Sementara Izraa sudah sampai apartemennya juga, dia mandi dan setelahnya mencoba untuk tidur, tapi tidak bisa, wajah Syila terbayang lagi.


[Lama banget angkatnya.] Izraa video call.


[Kau pikir hidupku cuma melihat layar handphone?!] Syila sebenarnya sengaja menunda menerima panggilan Izraa, dia tidak ingin terkesan menunggu kabar dari Izraa.


[Setidaknya handphone sesuatu yang sangat penting, kan? taruh di dekatmu, supaya aku telepon, kau bisa langsung angkat!] Izraa protes.


[Loh, seharusnya yang marah itu aku, sudah satu jam lebih, kau tidak kasih kabar kalau sudah sampai, eh telepon malah marah-marah!]


[Kau menunggu kabarku?]


[Ti-tidak, kau sudah gila!] Syila tidak sadar keceplosan.


[Buktiknya kau bisa dengan tepat menyebutkan waktu, dari aku pulang sampai sekarang.

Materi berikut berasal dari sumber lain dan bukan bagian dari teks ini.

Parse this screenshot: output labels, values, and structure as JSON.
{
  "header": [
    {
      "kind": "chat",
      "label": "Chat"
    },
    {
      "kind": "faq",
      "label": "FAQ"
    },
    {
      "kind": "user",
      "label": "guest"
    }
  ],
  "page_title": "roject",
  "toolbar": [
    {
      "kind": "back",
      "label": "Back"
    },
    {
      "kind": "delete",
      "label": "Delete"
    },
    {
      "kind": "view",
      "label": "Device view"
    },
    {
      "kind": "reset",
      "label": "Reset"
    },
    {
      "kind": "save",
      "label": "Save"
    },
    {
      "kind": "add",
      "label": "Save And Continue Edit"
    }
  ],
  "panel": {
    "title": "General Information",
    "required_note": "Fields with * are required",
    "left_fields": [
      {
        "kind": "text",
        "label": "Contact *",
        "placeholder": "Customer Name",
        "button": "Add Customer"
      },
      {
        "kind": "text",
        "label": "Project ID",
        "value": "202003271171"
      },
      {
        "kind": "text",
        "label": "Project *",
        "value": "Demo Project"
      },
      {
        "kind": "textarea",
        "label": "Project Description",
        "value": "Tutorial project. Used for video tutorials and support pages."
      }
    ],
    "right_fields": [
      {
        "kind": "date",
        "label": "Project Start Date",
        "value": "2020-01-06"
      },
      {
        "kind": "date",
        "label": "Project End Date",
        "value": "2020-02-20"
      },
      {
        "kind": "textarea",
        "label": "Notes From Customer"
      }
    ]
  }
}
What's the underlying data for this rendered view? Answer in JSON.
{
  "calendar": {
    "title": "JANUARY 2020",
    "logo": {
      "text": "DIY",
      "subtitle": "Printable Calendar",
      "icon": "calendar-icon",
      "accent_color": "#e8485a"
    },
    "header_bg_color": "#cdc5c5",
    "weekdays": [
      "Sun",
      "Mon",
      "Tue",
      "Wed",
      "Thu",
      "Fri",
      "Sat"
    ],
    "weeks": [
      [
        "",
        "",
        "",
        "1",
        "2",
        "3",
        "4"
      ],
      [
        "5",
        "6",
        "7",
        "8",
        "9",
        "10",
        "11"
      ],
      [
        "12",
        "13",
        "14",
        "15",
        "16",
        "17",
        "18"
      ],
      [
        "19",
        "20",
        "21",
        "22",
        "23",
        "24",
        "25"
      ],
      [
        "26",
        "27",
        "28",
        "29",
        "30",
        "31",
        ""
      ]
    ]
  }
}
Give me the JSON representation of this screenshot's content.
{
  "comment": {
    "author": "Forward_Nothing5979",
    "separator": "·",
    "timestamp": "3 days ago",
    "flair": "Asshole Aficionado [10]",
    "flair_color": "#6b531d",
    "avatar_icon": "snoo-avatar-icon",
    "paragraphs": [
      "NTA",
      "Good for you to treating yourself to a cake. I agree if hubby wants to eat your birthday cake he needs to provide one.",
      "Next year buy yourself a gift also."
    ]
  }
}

Artinya, kau menungguku memberi kabar.] Izraa tersenyum licik.


[Aku kira wajar, kau baru saja dari apartemenku, lalu pulang, siapapun yang datang ke tempatku, saat pulang selau aku tunggu kabar, apakah sudah sampai atau belum, sama seperti Juna, Andi dan kakakku, tidak ada yang istimewa.] Syila membantah, raut muka Izraa berubah, jadi dingin lagi.

__ADS_1


[Kalau kekhawatiran itu disebut biasa saja dan wajar, aku bisa terima, Juna sahabat dari kecilmu, Andi sepupu sekaligus pengasuhmu, apalagi kakakmu, kalian punya hubungan darah, kalau aku, kau namai apa aku? Tidak ada nama yang pantas atas kekhawatiranmu, selain kekhawatiran seorang kekasih, bukan?] kata demi kata terdengar menghujam bagi Syila.


[Namanya adalah, rasa khawatir sesama manusia, itu namanya, sudah ya, sudah malam.] Syila menutup sambungan video call tersebut, dia tahu, telah memberikan alasan tidak masuk akal atas rasa khawatirnya, toh mereka berdua juga masih saja menyangkal perasaan itu.